Money Magazine ranked UW–Madison 45th overall in its annual listing of Best Colleges for Your Money, and 27th among public universities.
Data used to determine the list include a value ranking that evaluates colleges on educational quality, affordability and alumni success. The ranking features colleges in what Money calls the “Paycheck League” — schools that provide a boost in the job market and offer graduates the best odds of real-world success.
Money reviewed 711 schools on 27 factors in three categories: quality of education, affordability and outcomes.
For quality of education, each school’s six-year graduation rate and its “value-added” graduation rate make up most of this measure.
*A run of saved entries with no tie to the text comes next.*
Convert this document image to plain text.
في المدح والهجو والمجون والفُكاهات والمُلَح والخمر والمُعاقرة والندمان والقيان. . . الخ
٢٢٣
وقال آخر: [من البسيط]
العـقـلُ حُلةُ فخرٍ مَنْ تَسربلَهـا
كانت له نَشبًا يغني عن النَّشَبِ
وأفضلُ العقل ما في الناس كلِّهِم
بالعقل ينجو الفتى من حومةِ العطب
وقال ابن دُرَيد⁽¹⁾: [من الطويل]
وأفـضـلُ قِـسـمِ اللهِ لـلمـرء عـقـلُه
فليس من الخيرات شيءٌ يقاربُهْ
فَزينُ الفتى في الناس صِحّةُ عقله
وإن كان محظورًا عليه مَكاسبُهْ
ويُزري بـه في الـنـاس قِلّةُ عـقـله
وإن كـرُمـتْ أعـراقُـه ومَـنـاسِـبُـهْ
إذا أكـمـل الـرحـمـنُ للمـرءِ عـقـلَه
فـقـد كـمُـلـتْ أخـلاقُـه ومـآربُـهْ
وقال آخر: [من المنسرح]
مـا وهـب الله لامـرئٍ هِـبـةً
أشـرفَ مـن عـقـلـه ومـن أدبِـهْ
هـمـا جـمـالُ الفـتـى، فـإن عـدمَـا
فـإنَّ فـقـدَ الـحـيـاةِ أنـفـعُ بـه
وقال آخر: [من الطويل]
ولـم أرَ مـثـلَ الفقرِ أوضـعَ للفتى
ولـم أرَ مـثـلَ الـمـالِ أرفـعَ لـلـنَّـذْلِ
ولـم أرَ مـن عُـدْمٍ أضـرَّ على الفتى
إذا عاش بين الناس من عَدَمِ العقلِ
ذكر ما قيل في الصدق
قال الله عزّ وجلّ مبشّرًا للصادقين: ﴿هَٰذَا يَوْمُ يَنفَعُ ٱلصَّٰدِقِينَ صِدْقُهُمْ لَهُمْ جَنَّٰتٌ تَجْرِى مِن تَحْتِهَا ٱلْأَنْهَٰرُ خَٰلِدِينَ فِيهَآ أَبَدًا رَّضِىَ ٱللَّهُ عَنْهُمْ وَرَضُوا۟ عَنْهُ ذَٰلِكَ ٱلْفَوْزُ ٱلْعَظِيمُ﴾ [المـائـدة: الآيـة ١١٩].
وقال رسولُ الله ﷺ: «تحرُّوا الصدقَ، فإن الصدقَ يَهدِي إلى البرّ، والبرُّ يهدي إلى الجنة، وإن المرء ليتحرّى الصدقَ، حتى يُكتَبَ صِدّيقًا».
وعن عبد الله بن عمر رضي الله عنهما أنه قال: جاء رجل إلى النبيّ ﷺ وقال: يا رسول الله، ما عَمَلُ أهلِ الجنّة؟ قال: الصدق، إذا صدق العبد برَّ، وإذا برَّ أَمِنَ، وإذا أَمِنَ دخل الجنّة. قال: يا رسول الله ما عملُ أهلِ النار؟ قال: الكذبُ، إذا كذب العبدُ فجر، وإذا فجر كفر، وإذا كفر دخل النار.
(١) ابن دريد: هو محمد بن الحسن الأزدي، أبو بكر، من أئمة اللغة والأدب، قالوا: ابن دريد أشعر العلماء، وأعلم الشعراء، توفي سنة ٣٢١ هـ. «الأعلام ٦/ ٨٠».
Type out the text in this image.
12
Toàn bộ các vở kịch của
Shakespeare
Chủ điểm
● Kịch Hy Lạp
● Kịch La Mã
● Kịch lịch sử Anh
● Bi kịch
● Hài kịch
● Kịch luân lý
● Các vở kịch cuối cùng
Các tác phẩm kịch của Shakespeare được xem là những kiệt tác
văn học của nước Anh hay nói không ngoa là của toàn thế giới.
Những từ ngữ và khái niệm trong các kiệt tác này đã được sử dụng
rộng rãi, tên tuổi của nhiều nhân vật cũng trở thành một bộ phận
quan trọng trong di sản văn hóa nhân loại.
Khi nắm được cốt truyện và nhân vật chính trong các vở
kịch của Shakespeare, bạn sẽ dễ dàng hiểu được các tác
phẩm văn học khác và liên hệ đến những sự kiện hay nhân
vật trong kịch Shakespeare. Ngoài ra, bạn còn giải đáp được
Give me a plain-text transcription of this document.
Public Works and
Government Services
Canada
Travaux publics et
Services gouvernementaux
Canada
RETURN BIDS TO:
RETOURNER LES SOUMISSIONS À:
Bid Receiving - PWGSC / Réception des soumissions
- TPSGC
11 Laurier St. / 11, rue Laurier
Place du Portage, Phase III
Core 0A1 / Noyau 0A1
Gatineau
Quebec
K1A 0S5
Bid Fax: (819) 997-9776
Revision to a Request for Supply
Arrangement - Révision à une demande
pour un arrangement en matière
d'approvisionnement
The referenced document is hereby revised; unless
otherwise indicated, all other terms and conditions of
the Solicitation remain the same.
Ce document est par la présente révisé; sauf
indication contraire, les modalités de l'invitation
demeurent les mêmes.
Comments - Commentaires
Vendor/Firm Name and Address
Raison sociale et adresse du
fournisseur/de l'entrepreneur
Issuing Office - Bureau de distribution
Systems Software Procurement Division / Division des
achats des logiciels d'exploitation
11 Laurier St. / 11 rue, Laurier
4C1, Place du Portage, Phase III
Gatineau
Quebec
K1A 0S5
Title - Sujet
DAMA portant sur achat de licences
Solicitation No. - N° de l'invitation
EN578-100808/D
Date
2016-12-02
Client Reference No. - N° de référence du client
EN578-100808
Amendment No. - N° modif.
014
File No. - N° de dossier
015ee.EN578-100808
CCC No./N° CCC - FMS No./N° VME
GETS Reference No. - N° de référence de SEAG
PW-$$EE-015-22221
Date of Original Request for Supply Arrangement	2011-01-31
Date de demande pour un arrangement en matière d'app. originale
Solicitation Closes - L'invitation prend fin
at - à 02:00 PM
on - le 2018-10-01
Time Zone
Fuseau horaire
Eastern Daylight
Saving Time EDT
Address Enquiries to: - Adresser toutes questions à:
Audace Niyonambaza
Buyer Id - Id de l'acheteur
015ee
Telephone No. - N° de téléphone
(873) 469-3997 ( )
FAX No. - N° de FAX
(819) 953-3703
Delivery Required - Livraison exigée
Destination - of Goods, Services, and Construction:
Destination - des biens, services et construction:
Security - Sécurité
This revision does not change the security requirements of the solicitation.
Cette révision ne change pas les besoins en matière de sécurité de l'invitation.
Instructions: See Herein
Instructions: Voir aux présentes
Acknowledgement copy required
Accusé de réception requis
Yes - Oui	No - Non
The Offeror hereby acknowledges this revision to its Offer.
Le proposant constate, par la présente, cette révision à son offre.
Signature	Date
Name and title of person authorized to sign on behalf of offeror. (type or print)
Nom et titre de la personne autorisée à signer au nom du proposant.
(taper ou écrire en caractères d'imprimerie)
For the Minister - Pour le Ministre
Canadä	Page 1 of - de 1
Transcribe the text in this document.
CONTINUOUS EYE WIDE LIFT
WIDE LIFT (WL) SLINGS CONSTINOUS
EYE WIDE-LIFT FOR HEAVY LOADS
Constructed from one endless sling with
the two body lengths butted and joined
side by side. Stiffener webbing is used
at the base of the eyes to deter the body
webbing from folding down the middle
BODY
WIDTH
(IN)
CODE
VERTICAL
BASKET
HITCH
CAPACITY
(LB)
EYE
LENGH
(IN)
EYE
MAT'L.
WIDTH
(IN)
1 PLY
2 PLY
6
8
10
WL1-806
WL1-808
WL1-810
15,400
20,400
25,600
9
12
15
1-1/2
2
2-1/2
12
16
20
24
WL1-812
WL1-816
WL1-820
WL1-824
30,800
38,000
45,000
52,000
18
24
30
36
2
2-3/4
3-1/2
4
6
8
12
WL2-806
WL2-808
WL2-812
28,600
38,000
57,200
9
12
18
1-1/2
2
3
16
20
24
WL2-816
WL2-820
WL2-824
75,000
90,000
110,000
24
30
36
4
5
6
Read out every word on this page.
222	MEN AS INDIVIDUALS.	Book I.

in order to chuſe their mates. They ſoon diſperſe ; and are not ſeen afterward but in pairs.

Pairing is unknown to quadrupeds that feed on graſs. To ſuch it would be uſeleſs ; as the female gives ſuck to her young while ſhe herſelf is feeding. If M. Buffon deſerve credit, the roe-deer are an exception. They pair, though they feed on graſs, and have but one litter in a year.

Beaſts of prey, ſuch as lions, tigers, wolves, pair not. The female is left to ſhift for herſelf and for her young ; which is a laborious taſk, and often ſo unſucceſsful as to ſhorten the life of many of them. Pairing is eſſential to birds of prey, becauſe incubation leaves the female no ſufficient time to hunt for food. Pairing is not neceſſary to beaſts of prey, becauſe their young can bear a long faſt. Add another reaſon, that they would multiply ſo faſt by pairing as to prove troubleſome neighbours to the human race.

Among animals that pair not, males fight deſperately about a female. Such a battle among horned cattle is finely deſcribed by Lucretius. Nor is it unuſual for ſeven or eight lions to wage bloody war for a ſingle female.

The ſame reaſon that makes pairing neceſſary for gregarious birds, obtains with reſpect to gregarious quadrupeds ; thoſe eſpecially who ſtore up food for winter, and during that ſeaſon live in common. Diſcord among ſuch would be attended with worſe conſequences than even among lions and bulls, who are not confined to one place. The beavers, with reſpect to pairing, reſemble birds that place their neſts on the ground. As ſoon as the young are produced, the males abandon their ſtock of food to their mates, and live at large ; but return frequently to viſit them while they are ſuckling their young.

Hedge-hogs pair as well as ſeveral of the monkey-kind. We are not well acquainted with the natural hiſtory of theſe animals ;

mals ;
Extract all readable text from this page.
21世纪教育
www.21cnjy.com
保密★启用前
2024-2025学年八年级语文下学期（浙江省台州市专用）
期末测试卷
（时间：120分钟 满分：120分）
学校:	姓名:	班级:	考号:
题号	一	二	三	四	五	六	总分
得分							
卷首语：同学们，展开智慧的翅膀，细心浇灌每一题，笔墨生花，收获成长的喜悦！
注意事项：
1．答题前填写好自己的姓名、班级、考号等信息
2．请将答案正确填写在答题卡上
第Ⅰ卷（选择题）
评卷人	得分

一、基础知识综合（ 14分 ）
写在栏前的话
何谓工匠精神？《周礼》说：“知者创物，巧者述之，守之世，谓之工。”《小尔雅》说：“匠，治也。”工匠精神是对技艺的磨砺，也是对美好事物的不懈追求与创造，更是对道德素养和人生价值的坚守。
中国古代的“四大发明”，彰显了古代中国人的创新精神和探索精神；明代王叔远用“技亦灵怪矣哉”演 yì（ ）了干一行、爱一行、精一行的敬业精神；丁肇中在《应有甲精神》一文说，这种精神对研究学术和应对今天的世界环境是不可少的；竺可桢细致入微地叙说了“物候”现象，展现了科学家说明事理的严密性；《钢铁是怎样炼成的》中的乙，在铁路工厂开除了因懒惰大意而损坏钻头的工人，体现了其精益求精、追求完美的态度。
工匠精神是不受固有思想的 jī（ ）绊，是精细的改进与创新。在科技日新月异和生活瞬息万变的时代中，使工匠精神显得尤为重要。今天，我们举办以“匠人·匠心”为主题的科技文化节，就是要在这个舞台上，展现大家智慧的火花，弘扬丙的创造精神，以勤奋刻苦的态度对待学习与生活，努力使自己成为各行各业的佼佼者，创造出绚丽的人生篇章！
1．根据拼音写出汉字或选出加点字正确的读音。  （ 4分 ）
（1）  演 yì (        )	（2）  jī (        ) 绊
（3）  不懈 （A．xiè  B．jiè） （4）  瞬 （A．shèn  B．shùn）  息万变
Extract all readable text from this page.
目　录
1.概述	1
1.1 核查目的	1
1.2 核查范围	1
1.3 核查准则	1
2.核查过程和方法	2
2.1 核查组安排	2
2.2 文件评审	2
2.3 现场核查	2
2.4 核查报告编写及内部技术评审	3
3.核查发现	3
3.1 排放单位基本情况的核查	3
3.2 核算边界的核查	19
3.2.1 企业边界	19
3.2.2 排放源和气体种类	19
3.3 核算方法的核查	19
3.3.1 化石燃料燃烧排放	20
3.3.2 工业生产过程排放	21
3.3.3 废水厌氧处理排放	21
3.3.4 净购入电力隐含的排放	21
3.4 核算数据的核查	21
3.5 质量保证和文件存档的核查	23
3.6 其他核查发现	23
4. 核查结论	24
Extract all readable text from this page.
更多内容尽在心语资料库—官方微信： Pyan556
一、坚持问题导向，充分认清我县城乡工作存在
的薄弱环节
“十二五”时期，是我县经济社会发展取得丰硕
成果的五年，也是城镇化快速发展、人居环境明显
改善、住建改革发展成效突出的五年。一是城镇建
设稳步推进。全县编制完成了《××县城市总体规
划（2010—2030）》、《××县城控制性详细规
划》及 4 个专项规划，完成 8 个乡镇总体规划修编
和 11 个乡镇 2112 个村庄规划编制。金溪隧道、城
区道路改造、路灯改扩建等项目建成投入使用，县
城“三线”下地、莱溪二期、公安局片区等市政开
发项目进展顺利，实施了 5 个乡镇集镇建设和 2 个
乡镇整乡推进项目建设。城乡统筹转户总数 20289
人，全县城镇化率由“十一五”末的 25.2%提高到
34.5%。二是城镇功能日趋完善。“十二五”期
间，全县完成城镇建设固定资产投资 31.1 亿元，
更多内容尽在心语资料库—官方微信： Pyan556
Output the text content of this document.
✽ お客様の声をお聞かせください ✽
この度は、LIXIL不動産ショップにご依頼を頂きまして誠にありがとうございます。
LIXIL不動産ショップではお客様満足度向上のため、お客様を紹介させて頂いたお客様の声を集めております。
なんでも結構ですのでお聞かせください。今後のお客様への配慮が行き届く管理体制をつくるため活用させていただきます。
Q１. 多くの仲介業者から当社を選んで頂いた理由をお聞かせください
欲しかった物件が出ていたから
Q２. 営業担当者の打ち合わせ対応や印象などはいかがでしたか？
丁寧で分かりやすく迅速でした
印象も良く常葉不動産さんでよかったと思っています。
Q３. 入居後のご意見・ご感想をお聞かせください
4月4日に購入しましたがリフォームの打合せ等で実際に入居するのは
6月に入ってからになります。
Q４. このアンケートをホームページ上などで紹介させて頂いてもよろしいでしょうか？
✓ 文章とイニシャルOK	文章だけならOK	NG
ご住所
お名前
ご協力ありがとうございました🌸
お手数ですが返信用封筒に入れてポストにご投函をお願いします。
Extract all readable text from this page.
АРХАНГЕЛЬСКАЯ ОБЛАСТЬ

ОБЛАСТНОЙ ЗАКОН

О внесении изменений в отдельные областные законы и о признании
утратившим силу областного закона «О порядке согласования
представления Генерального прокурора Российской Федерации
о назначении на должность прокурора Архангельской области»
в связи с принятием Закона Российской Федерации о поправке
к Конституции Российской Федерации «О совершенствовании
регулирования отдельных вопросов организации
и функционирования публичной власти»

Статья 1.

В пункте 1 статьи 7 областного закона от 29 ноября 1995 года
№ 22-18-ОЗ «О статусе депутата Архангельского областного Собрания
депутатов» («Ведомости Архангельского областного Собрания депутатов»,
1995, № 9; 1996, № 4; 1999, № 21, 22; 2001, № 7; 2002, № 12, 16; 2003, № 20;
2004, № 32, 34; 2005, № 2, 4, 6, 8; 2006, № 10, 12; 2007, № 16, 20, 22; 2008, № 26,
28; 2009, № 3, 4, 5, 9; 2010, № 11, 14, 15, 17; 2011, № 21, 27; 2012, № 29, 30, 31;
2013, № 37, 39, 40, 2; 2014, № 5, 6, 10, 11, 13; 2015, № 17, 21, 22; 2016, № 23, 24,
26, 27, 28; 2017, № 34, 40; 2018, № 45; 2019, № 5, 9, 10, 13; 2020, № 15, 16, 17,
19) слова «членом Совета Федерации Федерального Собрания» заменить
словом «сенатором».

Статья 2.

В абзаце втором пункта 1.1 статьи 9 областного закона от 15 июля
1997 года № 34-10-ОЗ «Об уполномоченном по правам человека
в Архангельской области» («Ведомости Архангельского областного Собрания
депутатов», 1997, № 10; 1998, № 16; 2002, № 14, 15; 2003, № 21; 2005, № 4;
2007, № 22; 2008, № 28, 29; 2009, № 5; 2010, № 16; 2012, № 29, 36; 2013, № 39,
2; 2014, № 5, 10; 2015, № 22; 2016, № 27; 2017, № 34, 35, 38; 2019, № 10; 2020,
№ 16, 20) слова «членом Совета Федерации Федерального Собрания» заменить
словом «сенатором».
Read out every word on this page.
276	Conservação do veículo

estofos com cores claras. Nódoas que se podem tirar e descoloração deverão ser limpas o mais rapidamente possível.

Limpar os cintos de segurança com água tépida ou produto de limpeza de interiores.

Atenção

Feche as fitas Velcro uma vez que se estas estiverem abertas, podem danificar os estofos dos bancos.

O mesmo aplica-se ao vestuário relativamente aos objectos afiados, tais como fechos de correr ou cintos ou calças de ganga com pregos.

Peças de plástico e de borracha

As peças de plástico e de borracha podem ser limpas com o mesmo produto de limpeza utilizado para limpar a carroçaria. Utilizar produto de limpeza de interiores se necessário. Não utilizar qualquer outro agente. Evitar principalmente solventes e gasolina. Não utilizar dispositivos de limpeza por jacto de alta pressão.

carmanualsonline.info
But this year, Money added a new indicator of financial stability. Points were subtracted from colleges showing signs of distress — for example, being listed as financially troubled by the U.S. Department of Education, bond rating agencies, or accreditors.
For affordability, short-term gauges include the net costs students actually pay (after aid is subtracted), the length of time it takes students to earn degrees, and the amount students and parents typically borrow through federal programs. Long-term measures include student loan default and repayment rates.
Outcomes are primarily based on alumni salary data as reported on Payscale.com and the federal College Scorecard. Money also includes a value-added analysis of the PayScale earnings reports, accounting for the socioeconomic background of the student body and the mix of majors. Money also uses data from LinkedIn and Burning Glass Technologies to measure the market value of each school’s alumni.
Last year, UW–Madison ranked 63rd. Methodology changed this year to now include categories for financial troubles and socio-economic mobility.